Houthis have used advanced weapons including drones to hit Saudi oil facilities.

The new US President Joe Biden has been critical of the Saudi use of lethal air power in Yemen unlike his predecessor, Donald Trump, who looked the other way even as human rights groups repeatedly said that civilians were being killed in Saudi air raids. 

More than 100,000 people have been killed since Saudi Arabia entered the Yemen conflict in 2015. 

“From the Saudi perspective, the Houthi attacks are getting out of control. It has been an unwinnable war for them. They also realise that the Biden administration wants the Yemen war to come to an end,” says Hiltermann. 

“But the Saudis also want some of their concerns to be addressed - the main one being the Houthis and how Iran brings them to the negotiating table.”

A pending agreement

Another development that has prompted Saudi Arabia and Iran to explore ways of easing tensions has to do with the 2015 nuclear agreement, or Joint Comprehensive Plan of Action (JCPOA).

The JCPOA was signed between Iran and the US, Britain, France, Germany, Russia, China and the European Union. It offered Iran relief from sanctions in return for curbs on its nuclear programme. But former US President Trump withdrew Washington from the agreement and imposed back-breaking sanctions on Iran. 

Now the Biden administration is exploring ways of putting the JCPOA back on track. Last month, the US and Iran held indirect talks in Vienna to see how they can restart the process. 

Riyadh, which had earlier backed Trump over his Iran sanctions, is now expected to refrain from lobbying against the deal. 

Instead, Saudi Arabia and its partners in the Gulf Cooperation Council (GCC) insist that a US deal with Iran goes beyond just the nuclear talks and cover issues such as Tehran’s ballistic missile programme. 

“Obviously the ballistic programme is out of reach for the most part,” says Dr Andreas Krieg, a lecturer at the School of Security Studies at the King’s College London. 

“But they (the Americans) want a solution that at least works in a way that they can send it to the Saudis and other gulf states as a wider agreement beyond the nuclear programme.”  

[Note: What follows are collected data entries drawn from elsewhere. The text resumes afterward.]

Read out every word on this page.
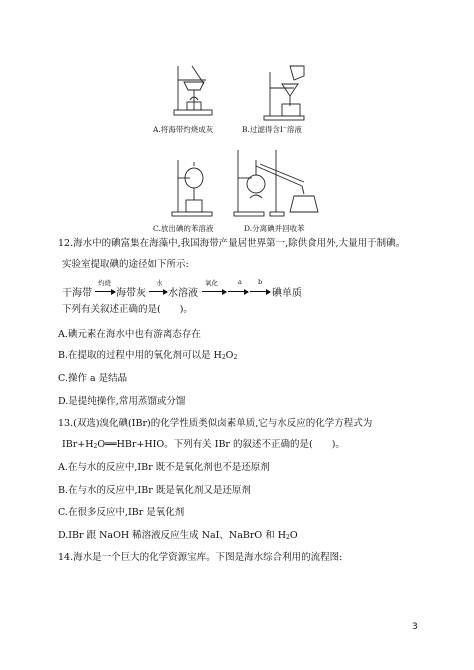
A.将海带灼烧成灰	B.过滤得含I⁻溶液
C.放出碘的苯溶液	D.分离碘并回收苯
12.海水中的碘富集在海藻中,我国海带产量居世界第一,除供食用外,大量用于制碘。
实验室提取碘的途径如下所示:
干海带
灼烧
海带灰
水
水溶液
氧化	a b
碘单质
下列有关叙述正确的是(　　)。
A.碘元素在海水中也有游离态存在
B.在提取的过程中用的氧化剂可以是 $H_2O_2$
C.操作 a 是结晶
D.是提纯操作,常用蒸馏或分馏
13.(双选)溴化碘(IBr)的化学性质类似卤素单质,它与水反应的化学方程式为
$IBr+H_2O══HBr+HIO$。下列有关 IBr 的叙述不正确的是(　　)。
A.在与水的反应中,IBr 既不是氧化剂也不是还原剂
B.在与水的反应中,IBr 既是氧化剂又是还原剂
C.在很多反应中,IBr 是氧化剂
D.IBr 跟 NaOH 稀溶液反应生成 NaI、NaBrO 和 $H_2O$
14.海水是一个巨大的化学资源宝库。下图是海水综合利用的流程图:
3
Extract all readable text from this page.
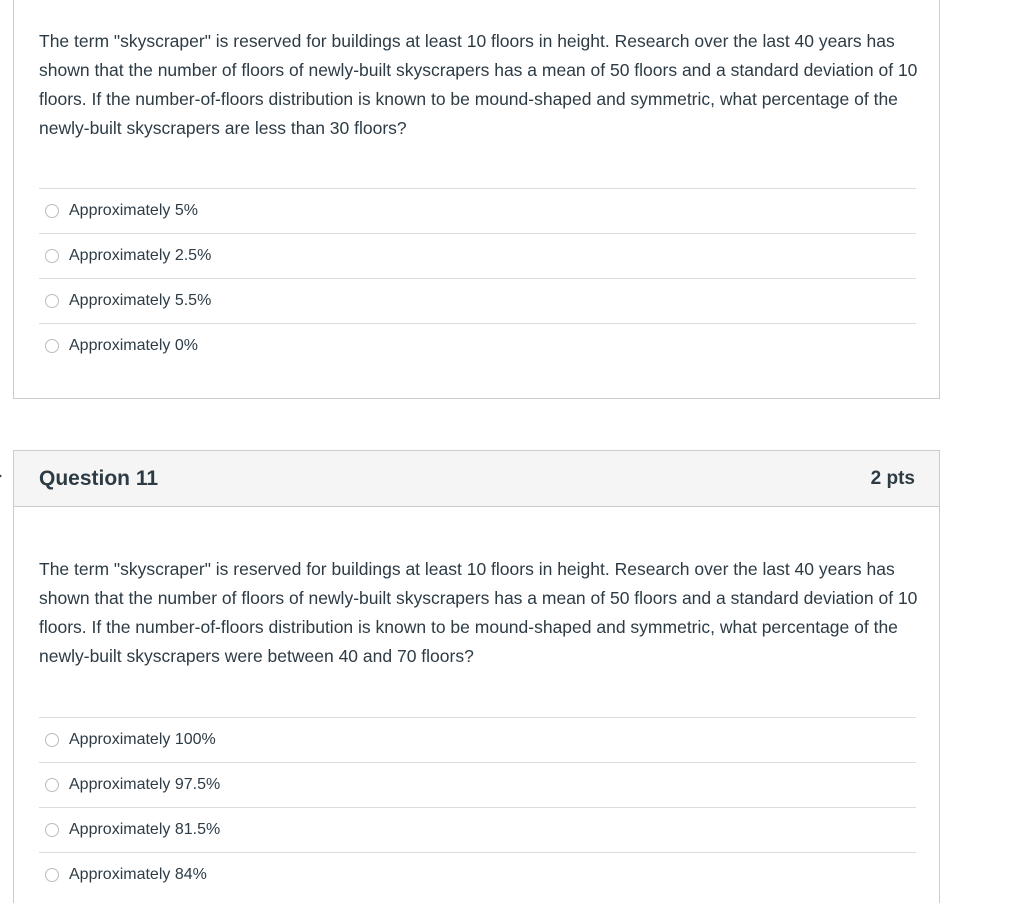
The term "skyscraper" is reserved for buildings at least 10 floors in height. Research over the last 40 years has shown that the number of floors of newly-built skyscrapers has a mean of 50 floors and a standard deviation of 10 floors. If the number-of-floors distribution is known to be mound-shaped and symmetric, what percentage of the newly-built skyscrapers are less than 30 floors?

Approximately 5%
Approximately 2.5%
Approximately 5.5%
Approximately 0%
Question 11	2 pts

The term "skyscraper" is reserved for buildings at least 10 floors in height. Research over the last 40 years has shown that the number of floors of newly-built skyscrapers has a mean of 50 floors and a standard deviation of 10 floors. If the number-of-floors distribution is known to be mound-shaped and symmetric, what percentage of the newly-built skyscrapers were between 40 and 70 floors?

Approximately 100%
Approximately 97.5%
Approximately 81.5%
Approximately 84%
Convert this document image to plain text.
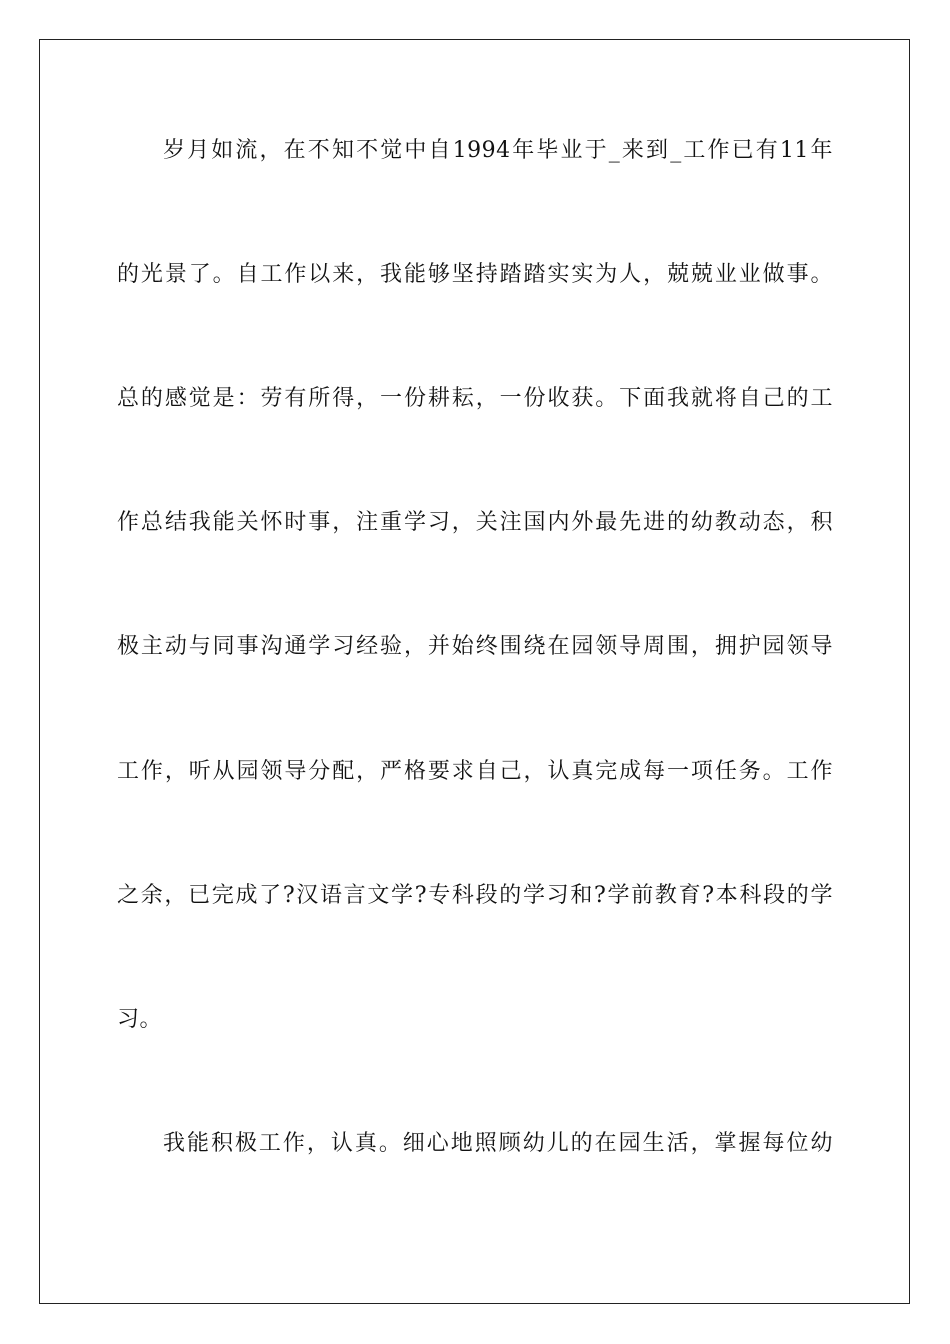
岁月如流，在不知不觉中自1994年毕业于_来到_工作已有11年
的光景了。自工作以来，我能够坚持踏踏实实为人，兢兢业业做事。
总的感觉是：劳有所得，一份耕耘，一份收获。下面我就将自己的工
作总结我能关怀时事，注重学习，关注国内外最先进的幼教动态，积
极主动与同事沟通学习经验，并始终围绕在园领导周围，拥护园领导
工作，听从园领导分配，严格要求自己，认真完成每一项任务。工作
之余，已完成了?汉语言文学?专科段的学习和?学前教育?本科段的学
习。
我能积极工作，认真。细心地照顾幼儿的在园生活，掌握每位幼
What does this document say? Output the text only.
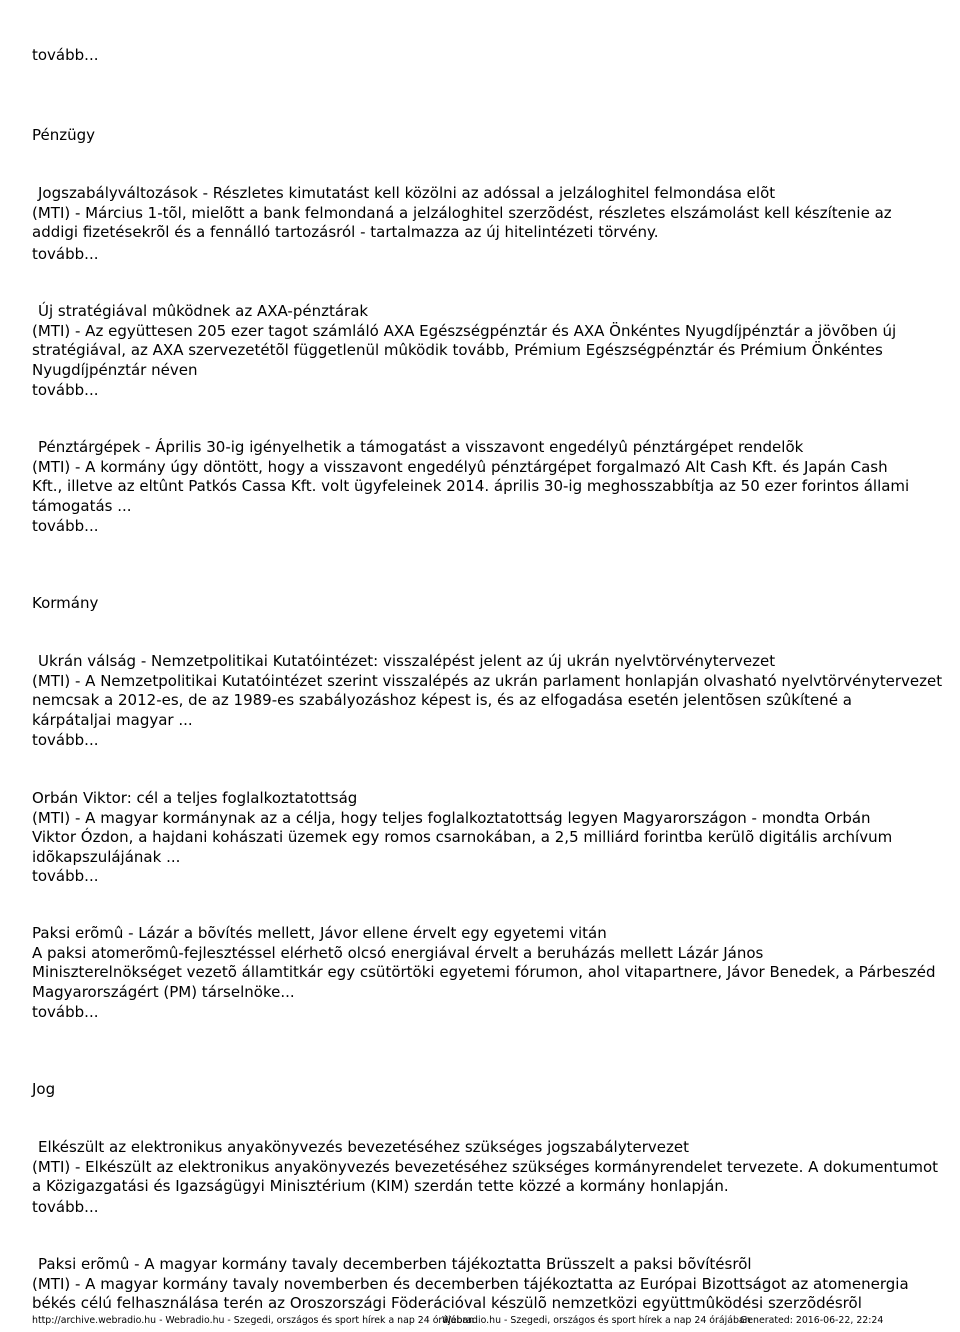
tovább...
Pénzügy
Jogszabályváltozások - Részletes kimutatást kell közölni az adóssal a jelzáloghitel felmondása elõt
(MTI) - Március 1-tõl, mielõtt a bank felmondaná a jelzáloghitel szerzõdést, részletes elszámolást kell készítenie az
addigi fizetésekrõl és a fennálló tartozásról - tartalmazza az új hitelintézeti törvény.
tovább...
Új stratégiával mûködnek az AXA-pénztárak
(MTI) - Az együttesen 205 ezer tagot számláló AXA Egészségpénztár és AXA Önkéntes Nyugdíjpénztár a jövõben új
stratégiával, az AXA szervezetétõl függetlenül mûködik tovább, Prémium Egészségpénztár és Prémium Önkéntes
Nyugdíjpénztár néven
tovább...
Pénztárgépek - Április 30-ig igényelhetik a támogatást a visszavont engedélyû pénztárgépet rendelõk
(MTI) - A kormány úgy döntött, hogy a visszavont engedélyû pénztárgépet forgalmazó Alt Cash Kft. és Japán Cash
Kft., illetve az eltûnt Patkós Cassa Kft. volt ügyfeleinek 2014. április 30-ig meghosszabbítja az 50 ezer forintos állami
támogatás ...
tovább...
Kormány
Ukrán válság - Nemzetpolitikai Kutatóintézet: visszalépést jelent az új ukrán nyelvtörvénytervezet
(MTI) - A Nemzetpolitikai Kutatóintézet szerint visszalépés az ukrán parlament honlapján olvasható nyelvtörvénytervezet
nemcsak a 2012-es, de az 1989-es szabályozáshoz képest is, és az elfogadása esetén jelentõsen szûkítené a
kárpátaljai magyar ...
tovább...
Orbán Viktor: cél a teljes foglalkoztatottság
(MTI) - A magyar kormánynak az a célja, hogy teljes foglalkoztatottság legyen Magyarországon - mondta Orbán
Viktor Ózdon, a hajdani kohászati üzemek egy romos csarnokában, a 2,5 milliárd forintba kerülõ digitális archívum
idõkapszulájának ...
tovább...
Paksi erõmû - Lázár a bõvítés mellett, Jávor ellene érvelt egy egyetemi vitán
A paksi atomerõmû-fejlesztéssel elérhetõ olcsó energiával érvelt a beruházás mellett Lázár János
Miniszterelnökséget vezetõ államtitkár egy csütörtöki egyetemi fórumon, ahol vitapartnere, Jávor Benedek, a Párbeszéd
Magyarországért (PM) társelnöke...
tovább...
Jog
Elkészült az elektronikus anyakönyvezés bevezetéséhez szükséges jogszabálytervezet
(MTI) - Elkészült az elektronikus anyakönyvezés bevezetéséhez szükséges kormányrendelet tervezete. A dokumentumot
a Közigazgatási és Igazságügyi Minisztérium (KIM) szerdán tette közzé a kormány honlapján.
tovább...
Paksi erõmû - A magyar kormány tavaly decemberben tájékoztatta Brüsszelt a paksi bõvítésrõl
(MTI) - A magyar kormány tavaly novemberben és decemberben tájékoztatta az Európai Bizottságot az atomenergia
békés célú felhasználása terén az Oroszországi Föderációval készülõ nemzetközi együttmûködési szerzõdésrõl
http://archive.webradio.hu - Webradio.hu - Szegedi, országos és sport hírek a nap 24 órájában
Webradio.hu - Szegedi, országos és sport hírek a nap 24 órájában
Generated: 2016-06-22, 22:24
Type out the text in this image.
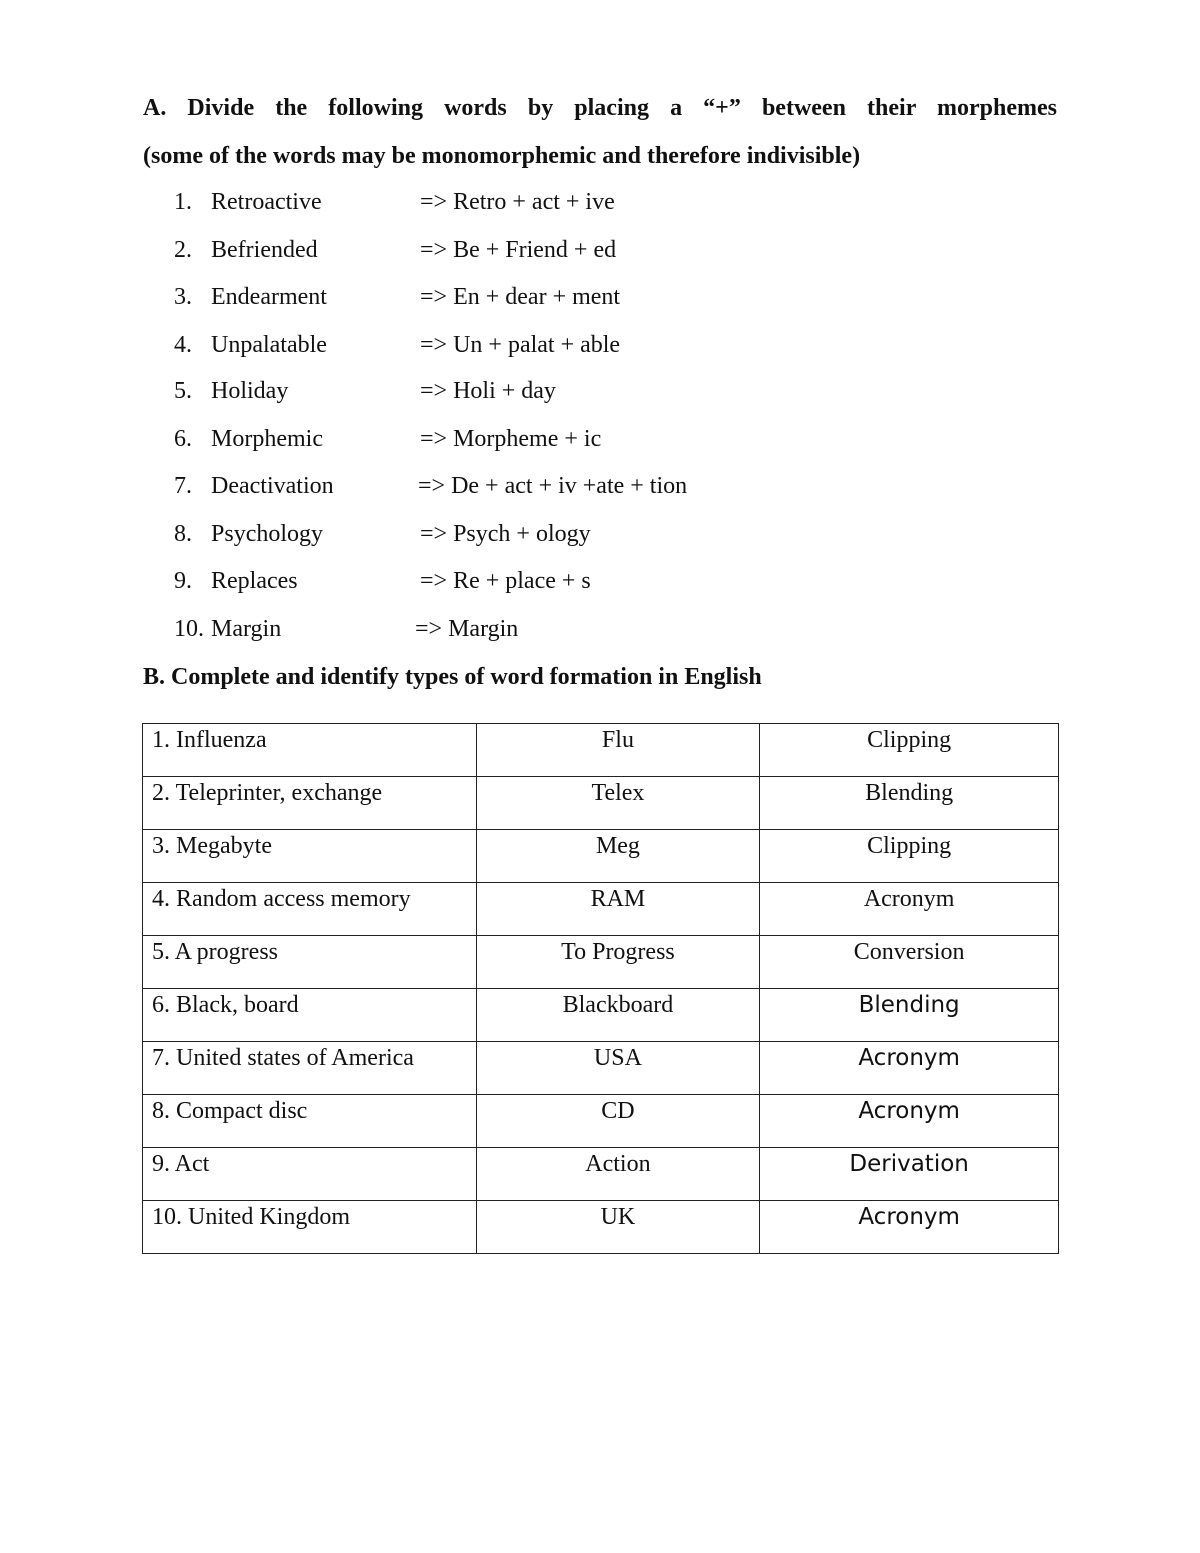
A. Divide the following words by placing a “+” between their morphemes
(some of the words may be monomorphemic and therefore indivisible)
1. Retroactive	=> Retro + act + ive
2. Befriended	=> Be + Friend + ed
3. Endearment	=> En + dear + ment
4. Unpalatable	=> Un + palat + able
5. Holiday	=> Holi + day
6. Morphemic	=> Morpheme + ic
7. Deactivation	=> De + act + iv +ate + tion
8. Psychology	=> Psych + ology
9. Replaces	=> Re + place + s
10. Margin	=> Margin
B. Complete and identify types of word formation in English
1. Influenza	Flu	Clipping
2. Teleprinter, exchange	Telex	Blending
3. Megabyte	Meg	Clipping
4. Random access memory	RAM	Acronym
5. A progress	To Progress	Conversion
6. Black, board	Blackboard	Blending
7. United states of America	USA	Acronym
8. Compact disc	CD	Acronym
9. Act	Action	Derivation
10. United Kingdom	UK	Acronym
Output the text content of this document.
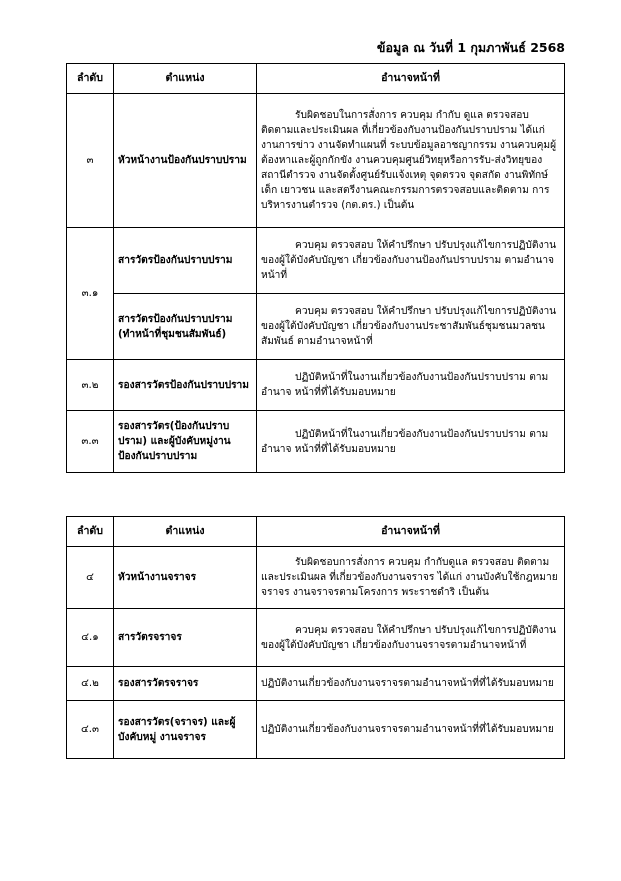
ข้อมูล ณ วันที่ 1 กุมภาพันธ์ 2568
ลำดับ	ตำแหน่ง	อำนาจหน้าที่
๓	หัวหน้างานป้องกันปราบปราม	รับผิดชอบในการสั่งการ ควบคุม กำกับ ดูแล ตรวจสอบ ติดตามและประเมินผล ที่เกี่ยวข้องกับงานป้องกันปราบปราม ได้แก่ งานการข่าว งานจัดทำแผนที่ ระบบข้อมูลอาชญากรรม งานควบคุมผู้ต้องหาและผู้ถูกกักขัง งานควบคุมศูนย์วิทยุหรือการรับ-ส่งวิทยุของสถานีตำรวจ งานจัดตั้งศูนย์รับแจ้งเหตุ จุดตรวจ จุดสกัด งานพิทักษ์เด็ก เยาวชน และสตรีงานคณะกรรมการตรวจสอบและติดตาม การบริหารงานตำรวจ (กต.ตร.) เป็นต้น
๓.๑	สารวัตรป้องกันปราบปราม	ควบคุม ตรวจสอบ ให้คำปรึกษา ปรับปรุงแก้ไขการปฏิบัติงาน ของผู้ใต้บังคับบัญชา เกี่ยวข้องกับงานป้องกันปราบปราม ตามอำนาจหน้าที่
	สารวัตรป้องกันปราบปราม (ทำหน้าที่ชุมชนสัมพันธ์)	ควบคุม ตรวจสอบ ให้คำปรึกษา ปรับปรุงแก้ไขการปฏิบัติงาน ของผู้ใต้บังคับบัญชา เกี่ยวข้องกับงานประชาสัมพันธ์ชุมชนมวลชนสัมพันธ์ ตามอำนาจหน้าที่
๓.๒	รองสารวัตรป้องกันปราบปราม	ปฏิบัติหน้าที่ในงานเกี่ยวข้องกับงานป้องกันปราบปราม ตามอำนาจ หน้าที่ที่ได้รับมอบหมาย
๓.๓	รองสารวัตร(ป้องกันปราบปราม) และผู้บังคับหมู่งานป้องกันปราบปราม	ปฏิบัติหน้าที่ในงานเกี่ยวข้องกับงานป้องกันปราบปราม ตามอำนาจ หน้าที่ที่ได้รับมอบหมาย
ลำดับ	ตำแหน่ง	อำนาจหน้าที่
๔	หัวหน้างานจราจร	รับผิดชอบการสั่งการ ควบคุม กำกับดูแล ตรวจสอบ ติดตามและประเมินผล ที่เกี่ยวข้องกับงานจราจร ได้แก่ งานบังคับใช้กฎหมายจราจร งานจราจรตามโครงการ พระราชดำริ เป็นต้น
๔.๑	สารวัตรจราจร	ควบคุม ตรวจสอบ ให้คำปรึกษา ปรับปรุงแก้ไขการปฏิบัติงาน ของผู้ใต้บังคับบัญชา เกี่ยวข้องกับงานจราจรตามอำนาจหน้าที่
๔.๒	รองสารวัตรจราจร	ปฏิบัติงานเกี่ยวข้องกับงานจราจรตามอำนาจหน้าที่ที่ได้รับมอบหมาย
๔.๓	รองสารวัตร(จราจร) และผู้บังคับหมู่ งานจราจร	ปฏิบัติงานเกี่ยวข้องกับงานจราจรตามอำนาจหน้าที่ที่ได้รับมอบหมาย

At the same time, the US has made it clear to the Iranians that its interference in other countries including Yemen can undermine the JCPOA. 

While there’s an expectation that Iran will influence the Houthis to end the war, it’s unclear if its efforts will actually work. 

“Iranians have control but not enough where they can switch off the Houthi activity as they wish,”  says Krieg. 

“Houthis are self contained and self sufficient actors in many ways. Even if the Iranians withdraw entirely from Yemen, the Houthis can continue fighting.”